Inside Germany, politicians, media and others have reverted to depictions of Greeks and other Europeans in poorer countries as lazy.
Second, Merkel neatly deflected the economic problems inside Germany associated with precarious jobs, low income, part-time employment, reduced social services and austerity policies generally. These were ignored in deference to celebrations of the German government’s vigilance to not let other Europeans take from them. Or they were recast as problems somehow related to “helping” other poorer Europeans who abused rather than appreciated that help. Moreover, Merkel’s line affirmed, Germany’s “help” to others was no longer affordable; Germans had done much but no longer could. This sort of argument transformed internal economic problems and policies into instead failures of others. It converted Merkel’s rescue of private German banks with public European money as instead “help” to an inadequately grateful Greece. If German economic policies seemed harsh that was only because its victims’ abusive past behavior left no other choice. Dominant German public opinion comforted itself in these ways.
In the official German statements lies a familiar inability to see, accept or admit the reality of how Germany interacted with the rest of Europe’s economies in the decades leading to the 2008 crash. Those interactions were driven by German capitalist imperatives around revenues and profits. Their self-serving nature relative to many of their European partners was unsustainable in the long term.
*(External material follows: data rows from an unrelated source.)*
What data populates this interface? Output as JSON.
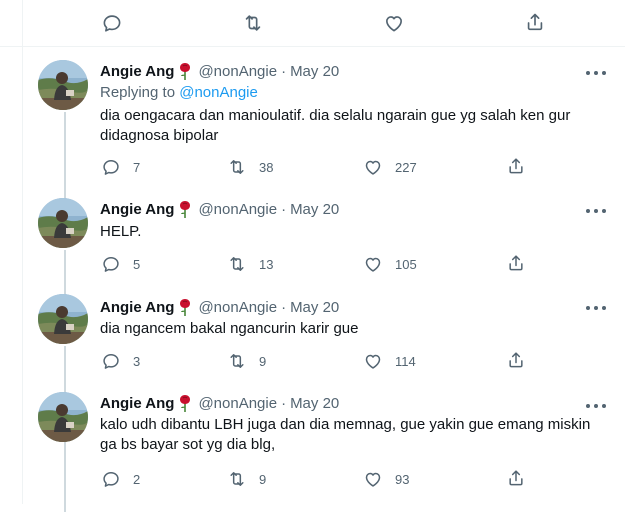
{
  "top_actions": {
    "reply_count": "",
    "retweet_count": "",
    "like_count": ""
  },
  "author": {
    "name": "Angie Ang",
    "handle": "@nonAngie",
    "separator": "·"
  },
  "tweets": [
    {
      "date": "May 20",
      "replying_label": "Replying to",
      "replying_handle": "@nonAngie",
      "text": "dia oengacara dan manioulatif. dia selalu ngarain gue yg salah ken gur didagnosa bipolar",
      "replies": "7",
      "retweets": "38",
      "likes": "227"
    },
    {
      "date": "May 20",
      "text": "HELP.",
      "replies": "5",
      "retweets": "13",
      "likes": "105"
    },
    {
      "date": "May 20",
      "text": "dia ngancem bakal ngancurin karir gue",
      "replies": "3",
      "retweets": "9",
      "likes": "114"
    },
    {
      "date": "May 20",
      "text": "kalo udh dibantu LBH juga dan dia memnag, gue yakin gue emang miskin ga bs bayar sot yg dia blg,",
      "replies": "2",
      "retweets": "9",
      "likes": "93"
    }
  ],
  "colors": {
    "text_primary": "#0f1419",
    "text_secondary": "#536471",
    "link": "#1d9bf0",
    "thread_line": "#cfd9de",
    "rose": "#c8102e"
  },
  "icons": [
    "reply-icon",
    "retweet-icon",
    "like-icon",
    "share-icon",
    "more-icon",
    "rose-emoji"
  ]
}
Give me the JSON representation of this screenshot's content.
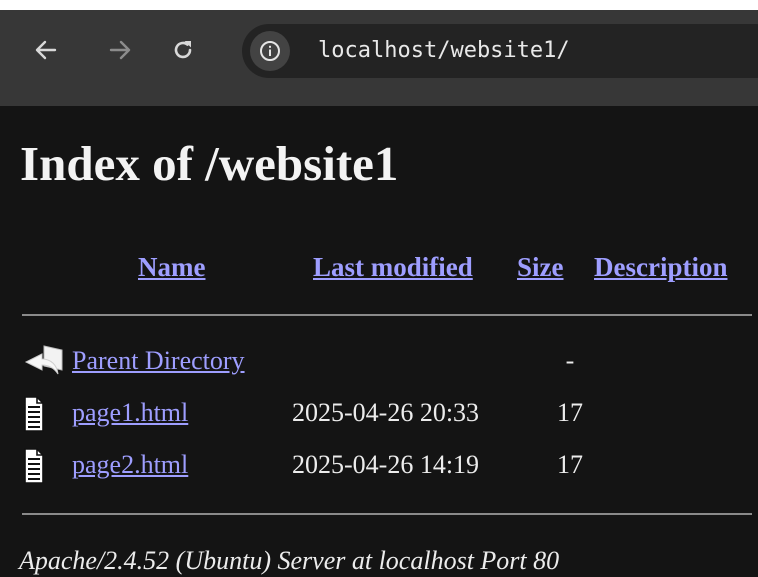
{
  "browser": {
    "back_icon": "arrow-left-icon",
    "forward_icon": "arrow-right-icon",
    "reload_icon": "reload-icon",
    "site_info_icon": "info-icon",
    "url": "localhost/website1/"
  },
  "page": {
    "title": "Index of /website1",
    "columns": {
      "name": "Name",
      "last_modified": "Last modified",
      "size": "Size",
      "description": "Description"
    },
    "rows": [
      {
        "icon": "back-folder-icon",
        "name": "Parent Directory",
        "modified": "",
        "size": "-"
      },
      {
        "icon": "text-file-icon",
        "name": "page1.html",
        "modified": "2025-04-26 20:33",
        "size": "17"
      },
      {
        "icon": "text-file-icon",
        "name": "page2.html",
        "modified": "2025-04-26 14:19",
        "size": "17"
      }
    ],
    "footer": "Apache/2.4.52 (Ubuntu) Server at localhost Port 80"
  },
  "colors": {
    "page_background": "#141414",
    "toolbar_background": "#373737",
    "omnibox_background": "#232323",
    "link": "#9e9eff",
    "text": "#ececec"
  }
}
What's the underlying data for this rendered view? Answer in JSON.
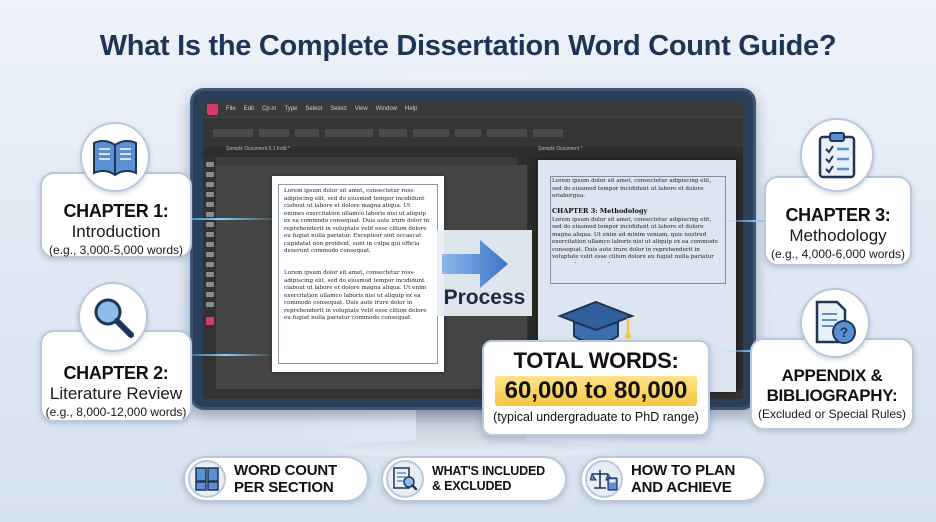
{
  "title": "What Is the Complete Dissertation Word Count Guide?",
  "colors": {
    "accent": "#1e3558",
    "highlight": "#f6c645",
    "arrow": "#4a86d6"
  },
  "app": {
    "menu": [
      "File",
      "Edit",
      "Cp.m",
      "Type",
      "Select",
      "Select",
      "View",
      "Window",
      "Help"
    ],
    "tab_left": "Sample Document 5.1.Indd *",
    "tab_right": "Sample Document *",
    "status_left": "",
    "document_left": {
      "para1": "Lorem ipsum dolor sit amet, consectetur ross-adipiscing elit, sed do eiusmod tempor incididunt ciabout ut labore et dolore magna aliqua. Ut enimes exercitation ullamco laboris nisi ut aliquip ex ea commodo consequat. Duis aute irure dolor in reprehenderit in voluptate velit esse cillum dolore eu fugiat nulla pariatur. Excepteur sint occaecat cupidatat non proident, sunt in culpa qui officia deserunt commodo consequat.",
      "para2": "Lorem ipsum dolor sit amet, consectetur ross-adipiscing elit, sed do eiusmod tempor incididunt ciabout ut labore et dolore magna aliqua. Ut enim exercitation ullamco laboris nisi ut aliquip ex ea commodo consequat. Duis aute irure dolor in reprehenderit in voluptate velit esse cillum dolore eu fugiat nulla pariatur commodo consequat."
    },
    "document_right": {
      "para1": "Lorem ipsum dolor sit amet, consectetur adipiscing elit, sed do eiusmod tempor incididunt ut labore et dolore eriaborgua.",
      "heading": "CHAPTER 3: Methodology",
      "para2": "Lorem ipsum dolor sit amet, consectetur adipiscing elit, sed do eiusmod tempor incididunt ut labore et dolore magna aliqua. Ut enim ad minim veniam, quis nostrud exercitation ullamco laboris nisi ut aliquip ex ea commodo consequat. Duis aute irure dolor in reprehenderit in voluptate velit esse cillum dolore eu fugiat nulla pariatur commodo consequat."
    }
  },
  "process_label": "Process",
  "chapters": {
    "ch1": {
      "title": "CHAPTER 1:",
      "name": "Introduction",
      "note": "(e.g., 3,000-5,000 words)",
      "icon": "book-icon"
    },
    "ch2": {
      "title": "CHAPTER 2:",
      "name": "Literature Review",
      "note": "(e.g., 8,000-12,000 words)",
      "icon": "magnifier-icon"
    },
    "ch3": {
      "title": "CHAPTER 3:",
      "name": "Methodology",
      "note": "(e.g., 4,000-6,000 words)",
      "icon": "clipboard-icon"
    },
    "appendix": {
      "title1": "APPENDIX &",
      "title2": "BIBLIOGRAPHY:",
      "note": "(Excluded or Special Rules)",
      "icon": "document-question-icon"
    }
  },
  "total": {
    "label": "TOTAL WORDS:",
    "range": "60,000 to 80,000",
    "note": "(typical undergraduate to PhD range)",
    "icon": "graduation-cap-icon"
  },
  "buttons": [
    {
      "line1": "WORD COUNT",
      "line2": "PER SECTION",
      "icon": "documents-icon"
    },
    {
      "line1": "WHAT'S INCLUDED",
      "line2": "& EXCLUDED",
      "icon": "document-search-icon"
    },
    {
      "line1": "HOW TO PLAN",
      "line2": "AND ACHIEVE",
      "icon": "scale-calculator-icon"
    }
  ]
}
These interactions entailed a deepening inequality among and within European nations. In all these ways, they undermined the move toward European unity, more so than at any time in the last half century.
German capitalism in its way replicates the fundamental mistake of capitalists elsewhere. It does not know how or when to stop overstepping the limits of what the rest of society will endure and allow. No matter whether opposition comes from Greeks suffering absurd privations, from Germany’s only real opposition party, Die Linke, from Pope Francis or from rising questions and challenges of capitalism per se around the world, German capitalism pushes ahead oblivious. It ignores especially its own past lessons about recasting internal economic problems as the fault of other, lesser people who deserve harsh punishment. Europeans everywhere recoil, again, from German foreign economic policies and their modes of articulation. Their worries about the sort of European unity Germany’s economic dominance will yield are changing into opposition and resistance. Something ominous is underway, and the unfolding Greek tragedy-cum-resistance expresses it profoundly.